Immer mehr Amerikaner, die ihre Rechnungen nicht zahlen können, flüchten sich in den Privatkonkurs oder suchen Hilfe bei Schuldnerberatungen, die mit den Gläubigern vergünstigte Konditionen aushandeln. Ein Beispiel sind Krista und Joe Wallis, die der stern im Frühjahr in Oklahoma City besuchte: Das Paar hatte eine erdrückende Last von mehr als 30.000 Dollar an Schulden angehäuft ehe es sich Hilfe suchend an den gemeinnützigen Credit Counseling Service of Oklahoma, einer Schuldenberatung, wandte. Nach langem Tauziehen ließen sich die Gläubigerbanken auf niedrigere Zinsen und andere Zugeständnisse ein, die es dem Ehepaar Wallis erlauben, seine Schulden über Jahre hinweg in kleinen Zahlungen zu begleichen.

Eine frische Brise bei den Wallis

"Es ist mühsam, so als wollte man mit einem Teelöffel eine tiefe Grube graben", berichtet Krista Wallis, die als Sekretärin bei der Luftfahrtbehörde FAA arbeitet. "Aber irgendwann schaut man sich um und sieht, wie viel man schon geschafft hat - das macht Mut." Etwa 6000 Dollar haben die 38-Jährige und ihr Mann inzwischen zurückgezahlt, und das Telefon, das früher Sturm klingelte, gibt nun Ruhe. Offene Arztrechnungen, die nicht Teil des Entschuldungsprogramms sind, führen noch manchmal dazu, dass Gläubiger anrufen - doch anders als früher wagen Joe und Krista Wallis es nun wieder, ans Telefon zu gehen. "Wir versuchen, kleine Beträge zurückzuzahlen", sagt Joe, denn bei diesen Schulden müssen sie keine horrenden Zinsen von 20 Prozent und mehr mitbedienen, wie das bei ihren Kreditkarten üblich war.

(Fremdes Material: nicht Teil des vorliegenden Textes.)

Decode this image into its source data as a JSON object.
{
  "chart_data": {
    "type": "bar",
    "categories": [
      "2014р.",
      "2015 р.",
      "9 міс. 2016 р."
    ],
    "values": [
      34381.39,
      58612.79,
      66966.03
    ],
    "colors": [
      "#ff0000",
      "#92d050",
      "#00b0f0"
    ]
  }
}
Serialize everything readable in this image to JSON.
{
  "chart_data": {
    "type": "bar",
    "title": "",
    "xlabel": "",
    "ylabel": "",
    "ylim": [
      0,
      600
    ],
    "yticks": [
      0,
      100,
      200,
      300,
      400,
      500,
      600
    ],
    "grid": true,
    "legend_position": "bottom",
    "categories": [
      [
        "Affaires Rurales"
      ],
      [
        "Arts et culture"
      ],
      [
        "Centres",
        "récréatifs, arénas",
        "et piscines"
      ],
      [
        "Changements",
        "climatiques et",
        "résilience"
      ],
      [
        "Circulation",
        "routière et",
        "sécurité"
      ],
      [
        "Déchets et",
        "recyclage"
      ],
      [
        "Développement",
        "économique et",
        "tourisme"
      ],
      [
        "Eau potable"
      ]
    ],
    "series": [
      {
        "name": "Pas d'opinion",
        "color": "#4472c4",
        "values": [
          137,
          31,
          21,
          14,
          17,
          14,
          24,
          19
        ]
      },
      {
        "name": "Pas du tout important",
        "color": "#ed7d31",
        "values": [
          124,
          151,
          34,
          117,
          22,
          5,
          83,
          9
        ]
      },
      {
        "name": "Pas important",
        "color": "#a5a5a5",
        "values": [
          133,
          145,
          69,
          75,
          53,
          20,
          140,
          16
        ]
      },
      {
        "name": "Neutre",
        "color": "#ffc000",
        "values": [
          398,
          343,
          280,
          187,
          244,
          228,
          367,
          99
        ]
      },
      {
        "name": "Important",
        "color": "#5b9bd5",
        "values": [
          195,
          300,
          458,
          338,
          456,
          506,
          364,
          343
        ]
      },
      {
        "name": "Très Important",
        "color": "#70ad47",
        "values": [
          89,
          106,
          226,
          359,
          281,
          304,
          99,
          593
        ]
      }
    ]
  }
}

"Wir sind mit keiner unserer Zahlungen mehr im Rückstand", erklärt der 41-jährige Computerfachmann stolz, und auch sonst hat sich das Blatt gewendet: Bei seinem Arbeitgeber Dell wechselt Joe im November auf einen besser bezahlten Managerposten, und seit kurzem versucht er sich zusammen mit seiner Frau als Feierabend-Unternehmer. Auf einem Basar stießen die beiden auf eine Firma, die Duftkerzen ohne Docht herstellt und sie nach dem Tupperwaren-Prinzip unters Volk bringt: Private Vertreter organisieren Partys in der guten Stube und kassieren im Gegenzug einen Teil der Einnahmen. "Es ist ein wunderbares Produkt, mit dem ich mich hundertprozentig identifiziere", schwärmt Krista Wallis, denn da die Kerzen ihren Duft ohne Flamme verströmen, könne nie versehentlich ein Feuer ausbrechen.

So riecht es nun im Wallis-Häuschen am Stadtrand von Oklahoma City nach "Clean Breeze" (einer frischen Brise), nach Clementine, Zimt und auch ein bisschen, sehr angenehm, nach Geld - denn gleich die erste Verkaufsparty spülte über 1200 Dollar in die Kasse; das bedeutet bei 25 Prozent Kommission gut 300 Dollar Gewinn. "Ich überlege ständig, wie ich das Geschäft ankurbeln kann", erzählt Krista begeistert, "ich gehe völlig darin auf." Die nächsten drei Partys stehen schon auf dem Programm, und wenn es so weitergeht, könnte die Nebenbeschäftigung dem Pärchen helfen, seine Schulden schneller abzutragen als geplant. Fünf Jahre hätten sie Zeit, doch Joe gibt sich zuversichtlich: "Wir sind fest davon überzeugt, dass wir es in drei Jahren schaffen können."